A difficulty I'm having with influence...

Hello. I've been playing the game enough to get the feel of it, but a recent problem has me frustrated - namely, the influence necessary to take planets.

I've taken planets before with influence successfully, so I thought the same would hold true in a large game I've been playing for a couple days now. It did, until I encountered a Dominion of Korx and an Altarian planet (That's two planets) close enough together that a single influence starbase would overlap both of them.

As you would expect, I built one in that fortuitous place, and upgraded it heavily. Soon, both planets had the little red skull-and-crossbones symbol that meant they would fall under my domain, as well as being within my 'boarder' of influence. So I waited.

...And I waited...

...And I'm still waiting.

I upgraded that station so much that, according to my intel, I had nine times the culture score than their worlds - taking a world with influence should only take four times as much, correct? It's been many, many turns since the red skull and crossbones appeared, and neither nation has built any counter-influence structures in the area. I'm at war with the Korx and allied with the Altians, yet neither planet defects.

In fact, in that time, I somehow managed to convert a Korx planet I couldn't even see! I've researched to the end of the Influence tech and built every influence boosting upgrade on my station (Which definetly overlaps both worlds). I've tried looking in the manual for an explination, but have found none, so I have come here.

Tell me, is it simply a matter of time that I'm underestimating? A few more turns to turn them? Is there perhaps some sort of Influence related glitch I was unaware of? I'm using a custom race with influence bonuses as one of their racial abilites, as well, if that's any help. Any explination about this situation would be appreciated, thank you.
5,877 views 12 replies
Reply #1 Top
From what I've seen in other threads once the influence ratio is above 4.00 on a planet and the skull icon appears there will be a "roll" to flip the planet every turn. I've also seen speculation that the happiness and maybe morale? of a planet can affect this roll as well.

I've personally never had too much luck flipping planets due to influence. I've won influence victories without flipping planets and just by having >80% of the map within my borders.
Reply #2 Top
My thanks, if random chance plays any role in this situation then the problem is explained! (I have legendarily poor luck when rolling for things - when playing Risk on the PS2, the game console at the end of the game reported I had the statistically lowest rolling average ever!)
Reply #3 Top
i just have a problem keeping my appoval up it is like i can't stop it from going down and then i have to put down my tax rate to keep it up and as always my home planetends up at 40% and i can'tget it up. help.
Reply #4 Top
Approval is different than influence. Lower your tax rate or build entertainment buildings on your planet to increase approval.
Reply #5 Top
Or gather moral resources, or, almost always the problem, remove all the farms you're building. Or build an appropriate ratio of farms to entertainment.

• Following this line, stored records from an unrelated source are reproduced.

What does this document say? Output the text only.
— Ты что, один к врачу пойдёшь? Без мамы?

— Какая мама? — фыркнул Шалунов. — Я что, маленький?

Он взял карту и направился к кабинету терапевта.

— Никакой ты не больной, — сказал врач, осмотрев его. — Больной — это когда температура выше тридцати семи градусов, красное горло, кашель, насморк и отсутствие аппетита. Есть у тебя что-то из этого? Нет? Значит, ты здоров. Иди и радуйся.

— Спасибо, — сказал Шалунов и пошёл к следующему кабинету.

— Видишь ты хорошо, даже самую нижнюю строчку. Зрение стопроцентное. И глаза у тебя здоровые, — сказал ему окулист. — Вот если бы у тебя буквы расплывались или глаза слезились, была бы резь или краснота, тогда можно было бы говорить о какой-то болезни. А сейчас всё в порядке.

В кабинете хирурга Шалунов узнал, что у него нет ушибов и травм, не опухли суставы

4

Or, if you're good with research, pop down the entertainment tree. It gives straight bonuses, plus the upgraded buildings.
Reply #6 Top
Dolash- There's something else to consider... Do the planets have the re-education building on them? The one that keeps a planet from revolting? That'll do it, I beleive.
Reply #7 Top
From the beta patch notes:

+ Planets on the verge of defecting are more likely to defect.

So it would seem to be a "random event" as suspected. Which is rather annoying.

I had a similar situation as the O.P., only my cultural ratio was 24 or 25 to 1. The way those numbers make sense to me, is that there are 24 or 25 citizens who consider themselves to really be part of my empire for every citizen that feels loyalty to the flag there. And this went on for ~50 turns before I grew frustrated and just declared war to take it.... at which point those very same citizens took up arms and fought against me.

Doesn't make much sense to me. There should be a hard ratio, something along the lines of 10:1, at which point you flat-out always get the bloody world to flip.
Reply #8 Top
Is there not a building one can have that prevents defections? Might that be causing it?
Reply #9 Top
Re-education centers prevent that planet from revolting, but I'm pretty sure that each civ can only have one...
Reply #10 Top
propaganda spending do anything ? Though at some point even 25:1 seems absurd that the government can keep a hold of their people.
Reply #11 Top
Approval is different than influence. Lower your tax rate or build entertainment buildings on your planet to increase approval.


So what then is the difference between "approval" and "happiness"?

I wondered if entertainment improvements were meant for squares with bonuses to approval
Reply #12 Top
Having played a heavily cultural strategy before and after the 1.1 Beta, I can tell you that deffections happen much more often in the new patch.